Il Sindaco può intervenire, anzi deve intervenire, in occasione dei vari Consigli di Amministrazione con le  sue idee, con qualche proposta, con una richiesta di tutte le delucidazioni che vuole, verso gli altri consiglieri e tramite il Collegio dei Revisori.

Ma se interviene in borsa con importanti acquisti che ovviamente non possono essere giustificati da nessuna prospettiva di mercato, né da “conoscenze “ tecniche (aggiotaggio!!), ebbene in questo caso il Sindaco fa un’operazione che potrebbe fare tranquillamente a Montecarlo, sul rosso e nero.

Inoltre “forza” il mercato e non potendo acquistare sue azioni deve usare i canali di intermediazione bancari che implicano commissioni importanti se si lavora su un mercato tradizionale ma che poi diventano molto onerose se si fanno operazioni di copertura a termine  e cosi via.

E chi decide a quale operatore affidare le transazioni?

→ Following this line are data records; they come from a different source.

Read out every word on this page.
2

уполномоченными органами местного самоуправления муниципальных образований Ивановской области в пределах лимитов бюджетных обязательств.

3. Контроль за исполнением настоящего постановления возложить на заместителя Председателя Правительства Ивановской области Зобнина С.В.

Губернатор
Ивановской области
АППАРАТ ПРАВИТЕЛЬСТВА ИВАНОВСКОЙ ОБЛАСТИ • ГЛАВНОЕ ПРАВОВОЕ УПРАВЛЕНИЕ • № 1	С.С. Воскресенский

Non conosco i regolamenti ma leggo spesso che si deve fare una gara d’appalto per acquistare dieci fotocopiatrici. E per queste gare occorre del tempo. Mentre le operazioni di borsa devono essere fatte in pochi secondi.

Infine: chi decide quante azioni comprare e quando rivenderle, e chi decide la destinazione di proventi straordinari finanziari. Da parte mia so solo chi sopporterà le perdite.

Nello stesso tempo sempre a Torino il sindaco Appendino è stata sentita dal magistrato per falso in bilancio. Il Sindaco ha chiesto alla Ragioneria di non iscrivere al Bilancio di fine anno un impegno fidejussorio di 30 milioni che come noto è solo un impegno di firma, dunque non monetario in senso stretto (pare che scadesse nell’anno successivo, senza impegno da parte del Comune). Lo ha fatto per non aggravare il bilancio agli effetti di eventuali cattive letture dalla Comunità Europea.

Ma anche qui il problema è altrove: chi può permettersi, anche in un’azienda privata, di non iscrivere un impegno di firma ? Nessuno.

Presidente Draghi, a parte i miliardi per la transizione ecologica e tecnologica, può fare un DL che dica: è proibito negli Enti Pubblici fare speculazioni in Borsa, due volte proibito se si tratta di propri titoli ed è proibito chiamare il Ragioniere chiedendogli di cancellare una voce di Bilancio che poi come sa il Ragioniere implica di cancellarne anche un’altra.